At about two months, a calf produces its first pulsed calls with similarities to adult-type calls.
Vocal behavior appears not to be genetically predetermined. Calves learn which calls to make and under what circumstances.
From two to six months, a calf's repertoire increases. Calves continue to learn calls until puberty.
Like many other animals, toothed whales may also communicate using a variety of postures and gestures. Some behaviors, such as head-butting and jaw-snapping, are usually assumed to communicate aggression. The purpose of other behaviors, including breaching and pec-slapping, is not clearly understood.
The term echolocation refers to an ability that odontocetes (and some other marine mammals and most bats) possess that enables them to locate and discriminate objects by projecting high-frequency sound waves and listening for echoes.
A killer whale echolocates by producing clicks and then receiving and interpreting the resulting echo.
The echolocating killer whale uses its phonic lips to produce directional, broadband clicks in rapid succession, called a train. Each click lasts less than one millisecond. One study of resident killer whales measured broadband, bimodal echolocation clicks that typically showed low frequency peaks between 20 to 30 kHz and high frequency peaks between 40 to 60 kHz.
The click trains pass through the melon (the rounded region of a killer whale's forehead), which consists of lipids (fats). The melon acts as an acoustical lens to focus these sound waves into a beam, which is projected forward into water in front of the whale.
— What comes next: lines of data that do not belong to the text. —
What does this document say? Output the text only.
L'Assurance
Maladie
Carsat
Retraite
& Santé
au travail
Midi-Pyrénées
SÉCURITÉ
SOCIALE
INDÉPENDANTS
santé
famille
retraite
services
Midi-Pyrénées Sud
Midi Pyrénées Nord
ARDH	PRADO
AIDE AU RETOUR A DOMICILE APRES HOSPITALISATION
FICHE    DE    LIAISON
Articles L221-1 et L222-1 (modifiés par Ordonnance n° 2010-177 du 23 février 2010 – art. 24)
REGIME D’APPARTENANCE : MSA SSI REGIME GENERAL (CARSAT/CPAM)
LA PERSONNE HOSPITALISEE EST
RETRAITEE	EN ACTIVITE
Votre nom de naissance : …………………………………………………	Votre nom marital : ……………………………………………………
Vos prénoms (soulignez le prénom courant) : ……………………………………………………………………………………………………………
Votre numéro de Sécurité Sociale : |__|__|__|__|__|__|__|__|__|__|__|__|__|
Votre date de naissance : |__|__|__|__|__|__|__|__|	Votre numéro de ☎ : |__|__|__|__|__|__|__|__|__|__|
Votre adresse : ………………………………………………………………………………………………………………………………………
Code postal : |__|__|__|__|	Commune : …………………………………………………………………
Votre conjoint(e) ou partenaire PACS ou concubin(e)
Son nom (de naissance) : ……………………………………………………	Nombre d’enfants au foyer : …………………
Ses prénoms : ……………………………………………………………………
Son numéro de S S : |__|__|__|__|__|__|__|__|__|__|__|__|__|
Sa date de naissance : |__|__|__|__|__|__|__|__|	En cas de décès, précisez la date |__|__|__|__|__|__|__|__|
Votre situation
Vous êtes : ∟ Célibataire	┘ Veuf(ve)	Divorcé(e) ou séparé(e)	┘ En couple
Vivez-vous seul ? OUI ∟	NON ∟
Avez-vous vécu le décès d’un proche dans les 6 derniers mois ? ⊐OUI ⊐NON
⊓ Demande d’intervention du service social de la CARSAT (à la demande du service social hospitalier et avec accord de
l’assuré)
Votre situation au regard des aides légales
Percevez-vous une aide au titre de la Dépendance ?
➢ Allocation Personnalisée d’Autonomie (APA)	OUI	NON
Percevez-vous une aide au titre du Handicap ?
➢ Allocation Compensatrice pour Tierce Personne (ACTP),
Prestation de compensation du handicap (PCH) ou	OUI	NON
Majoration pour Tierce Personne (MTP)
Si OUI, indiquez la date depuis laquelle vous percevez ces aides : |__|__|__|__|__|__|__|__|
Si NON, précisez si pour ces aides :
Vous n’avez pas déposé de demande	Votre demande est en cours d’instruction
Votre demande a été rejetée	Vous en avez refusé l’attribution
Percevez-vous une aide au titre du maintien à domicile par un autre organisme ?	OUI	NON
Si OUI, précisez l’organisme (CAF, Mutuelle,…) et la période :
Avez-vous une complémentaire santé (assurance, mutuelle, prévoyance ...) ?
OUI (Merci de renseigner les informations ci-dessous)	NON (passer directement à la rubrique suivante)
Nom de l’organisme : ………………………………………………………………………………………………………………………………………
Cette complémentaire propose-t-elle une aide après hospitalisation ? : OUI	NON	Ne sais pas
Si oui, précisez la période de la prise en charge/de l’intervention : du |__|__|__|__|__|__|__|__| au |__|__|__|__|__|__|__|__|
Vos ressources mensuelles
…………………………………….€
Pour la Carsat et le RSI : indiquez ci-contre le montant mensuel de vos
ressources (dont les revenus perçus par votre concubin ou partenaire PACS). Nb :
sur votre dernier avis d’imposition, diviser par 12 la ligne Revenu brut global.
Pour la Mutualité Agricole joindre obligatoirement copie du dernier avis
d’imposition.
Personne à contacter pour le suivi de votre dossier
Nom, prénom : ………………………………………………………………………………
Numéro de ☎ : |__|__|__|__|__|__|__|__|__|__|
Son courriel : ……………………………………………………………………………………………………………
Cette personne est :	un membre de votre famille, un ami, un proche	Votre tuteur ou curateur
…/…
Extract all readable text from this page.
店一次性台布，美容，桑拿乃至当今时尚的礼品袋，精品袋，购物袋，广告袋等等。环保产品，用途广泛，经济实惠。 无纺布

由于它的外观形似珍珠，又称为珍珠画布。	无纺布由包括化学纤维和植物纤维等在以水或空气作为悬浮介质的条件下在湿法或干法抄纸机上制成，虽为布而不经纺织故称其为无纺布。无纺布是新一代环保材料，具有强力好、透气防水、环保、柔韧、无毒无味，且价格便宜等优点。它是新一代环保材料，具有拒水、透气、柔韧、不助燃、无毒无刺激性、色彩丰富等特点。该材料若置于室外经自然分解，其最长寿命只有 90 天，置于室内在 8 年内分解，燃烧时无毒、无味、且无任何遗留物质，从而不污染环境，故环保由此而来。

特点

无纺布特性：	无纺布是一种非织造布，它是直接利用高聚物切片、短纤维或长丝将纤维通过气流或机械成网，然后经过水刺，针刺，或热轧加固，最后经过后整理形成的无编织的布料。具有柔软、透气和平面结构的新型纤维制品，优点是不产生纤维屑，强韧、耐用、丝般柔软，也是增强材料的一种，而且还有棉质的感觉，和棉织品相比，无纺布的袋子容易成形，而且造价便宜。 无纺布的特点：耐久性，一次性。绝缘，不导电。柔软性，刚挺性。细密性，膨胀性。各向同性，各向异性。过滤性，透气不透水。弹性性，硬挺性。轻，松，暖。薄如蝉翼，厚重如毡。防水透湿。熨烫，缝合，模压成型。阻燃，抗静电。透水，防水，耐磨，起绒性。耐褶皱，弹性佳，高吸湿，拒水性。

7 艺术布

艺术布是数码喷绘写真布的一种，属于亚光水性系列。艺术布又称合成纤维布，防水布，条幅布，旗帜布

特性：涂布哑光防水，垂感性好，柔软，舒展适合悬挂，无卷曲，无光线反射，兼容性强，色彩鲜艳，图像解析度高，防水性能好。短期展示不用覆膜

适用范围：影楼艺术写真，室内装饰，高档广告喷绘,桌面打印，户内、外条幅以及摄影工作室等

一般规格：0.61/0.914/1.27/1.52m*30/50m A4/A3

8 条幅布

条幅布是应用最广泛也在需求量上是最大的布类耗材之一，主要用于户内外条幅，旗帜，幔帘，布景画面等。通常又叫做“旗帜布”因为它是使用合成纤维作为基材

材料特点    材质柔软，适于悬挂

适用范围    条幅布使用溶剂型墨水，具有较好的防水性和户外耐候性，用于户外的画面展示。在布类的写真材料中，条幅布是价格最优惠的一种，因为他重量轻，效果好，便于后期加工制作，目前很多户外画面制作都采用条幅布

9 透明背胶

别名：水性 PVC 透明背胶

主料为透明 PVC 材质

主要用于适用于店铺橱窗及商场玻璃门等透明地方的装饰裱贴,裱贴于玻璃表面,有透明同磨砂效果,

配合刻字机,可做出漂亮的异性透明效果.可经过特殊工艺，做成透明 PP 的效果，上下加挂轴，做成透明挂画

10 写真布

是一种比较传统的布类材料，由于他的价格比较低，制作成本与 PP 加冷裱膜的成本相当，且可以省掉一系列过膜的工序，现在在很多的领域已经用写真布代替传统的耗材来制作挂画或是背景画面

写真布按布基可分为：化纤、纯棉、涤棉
The sound waves produced by a killer whale bounce off objects in the water, and their echoes return to the killer whale.
The major areas of sound reception are the fat-filled cavities of the lower jaw bones. Sounds are received and conducted through the lower jaw to the middle ear, inner ear, and then to hearing centers in the brain via the auditory nerve.
A killer whale echolocates by producing clicks.
Killer whales often need to navigate in the absence of light/good visibility. Therefore, hearing is essential to them. The killer whale's primary sensory system is the auditory system. It is a highly-developed system that includes biological sonar ability or echolocation. Echolocation helps killer whales determine the size, shape, structure, composition, speed, and direction of an object.
Relationship to Feeding Habits
The use of echolocation and calls may vary greatly between fish-eating and mammal-eating populations of killer whales.
In the North Pacific, resident killer whales are more vocal and 27 times more likely to be producing click trains for echolocation. These differences are likely due to the fact that transients attempt to prey upon other types of marine mammals, which have more acute hearing in the frequency range of sonar clicks compared to fish. In an attempt to go unnoticed, studies suggest that transient killer whales use passive listening more to detect and locate marine mammal prey instead of relying on echolocation.